I talked about “cosmic shenanigans” a couple sessions ago, so here’s the result of thinking about that. Rather than actually write up a bunch of interstellar civilizations, I came up with rules for doing so - decide how big and how advanced your society is, then write them a drive and some relationships. I also wrote up four alternatives for FTL technology that’d (hopefully) give a good balance of “PCs can go anywhere” and “space empires are a thing”, including portals, password-protected star systems, and naval-submarine analogues.
I don’t know if this game will ever head to space, but if it did (or if I ran a space-themed Masks game), I’d like to give these rules a try and see how they work.
I revised the document to be a lot cleaner and (hopefully) more sensible. So here’s an example: we’ll create a stock interstellar empire that’ll invade Earth!
We assign them the following adjectives: Expansionist, Powerful, Xenophobic.
For Label, we roll 1d6, -1 for Xenophobic, and get a 2 (Freak).
For Tech, they’re Common in all areas except FTL, where they have Uncommon tech. We roll 2d6, +1 for Powerful, and get an 8. We increase their Warfare tech one level, to Uncommon.

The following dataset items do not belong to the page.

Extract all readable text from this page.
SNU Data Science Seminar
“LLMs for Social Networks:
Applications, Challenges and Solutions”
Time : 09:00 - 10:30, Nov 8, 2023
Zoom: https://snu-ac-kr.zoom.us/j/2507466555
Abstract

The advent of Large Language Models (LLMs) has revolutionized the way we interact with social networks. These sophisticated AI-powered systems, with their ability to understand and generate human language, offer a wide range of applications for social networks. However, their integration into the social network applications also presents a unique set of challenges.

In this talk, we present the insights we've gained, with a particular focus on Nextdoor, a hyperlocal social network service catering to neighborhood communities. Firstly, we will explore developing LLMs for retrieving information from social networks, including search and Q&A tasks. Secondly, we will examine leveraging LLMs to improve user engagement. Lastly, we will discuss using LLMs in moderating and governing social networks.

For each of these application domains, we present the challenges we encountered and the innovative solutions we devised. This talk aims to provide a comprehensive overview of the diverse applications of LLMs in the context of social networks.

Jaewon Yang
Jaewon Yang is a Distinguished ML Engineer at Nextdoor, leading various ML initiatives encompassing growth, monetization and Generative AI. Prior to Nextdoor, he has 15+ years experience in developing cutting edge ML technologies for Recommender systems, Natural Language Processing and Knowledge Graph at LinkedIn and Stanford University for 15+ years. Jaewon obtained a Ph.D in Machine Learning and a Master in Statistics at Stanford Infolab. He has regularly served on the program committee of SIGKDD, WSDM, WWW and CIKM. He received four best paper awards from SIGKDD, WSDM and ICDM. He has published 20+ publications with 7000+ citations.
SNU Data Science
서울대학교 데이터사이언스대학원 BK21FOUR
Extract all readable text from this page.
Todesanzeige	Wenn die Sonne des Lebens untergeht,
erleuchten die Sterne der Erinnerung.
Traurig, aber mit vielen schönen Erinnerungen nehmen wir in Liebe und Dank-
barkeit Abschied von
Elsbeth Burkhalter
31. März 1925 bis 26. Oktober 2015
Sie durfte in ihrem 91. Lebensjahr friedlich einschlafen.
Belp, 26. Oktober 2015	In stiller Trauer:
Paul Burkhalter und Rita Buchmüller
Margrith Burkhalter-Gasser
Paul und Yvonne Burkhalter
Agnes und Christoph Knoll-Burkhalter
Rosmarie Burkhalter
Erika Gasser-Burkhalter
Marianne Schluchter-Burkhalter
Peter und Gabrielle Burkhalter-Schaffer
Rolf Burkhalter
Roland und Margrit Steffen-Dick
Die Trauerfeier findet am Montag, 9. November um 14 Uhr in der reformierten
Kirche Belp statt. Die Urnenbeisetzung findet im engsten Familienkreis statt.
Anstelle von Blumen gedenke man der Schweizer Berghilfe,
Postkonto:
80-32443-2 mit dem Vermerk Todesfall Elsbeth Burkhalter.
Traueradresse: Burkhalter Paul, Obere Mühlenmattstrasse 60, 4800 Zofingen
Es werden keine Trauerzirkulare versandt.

For Size, we roll 2d6, +1 for Expansionist, +1 for Uncommon FTL, but get a 6! This makes them Small.
Based on these things, we assign them a Drive: “Prove ourselves to the Universe, one conquest at a time”. They’re a society of would-be galactic conquerors, with good tech and skills at war, but not much experience on the galactic stage.
We can assign them three details. If any of the PCs had a cosmic origin or ties (e.g. Concord), we’d write a relationship to the Universal Concordance somehow. We can also write flavor details like “they overcompensate by building ships, cities, etc. a few sizes too big”.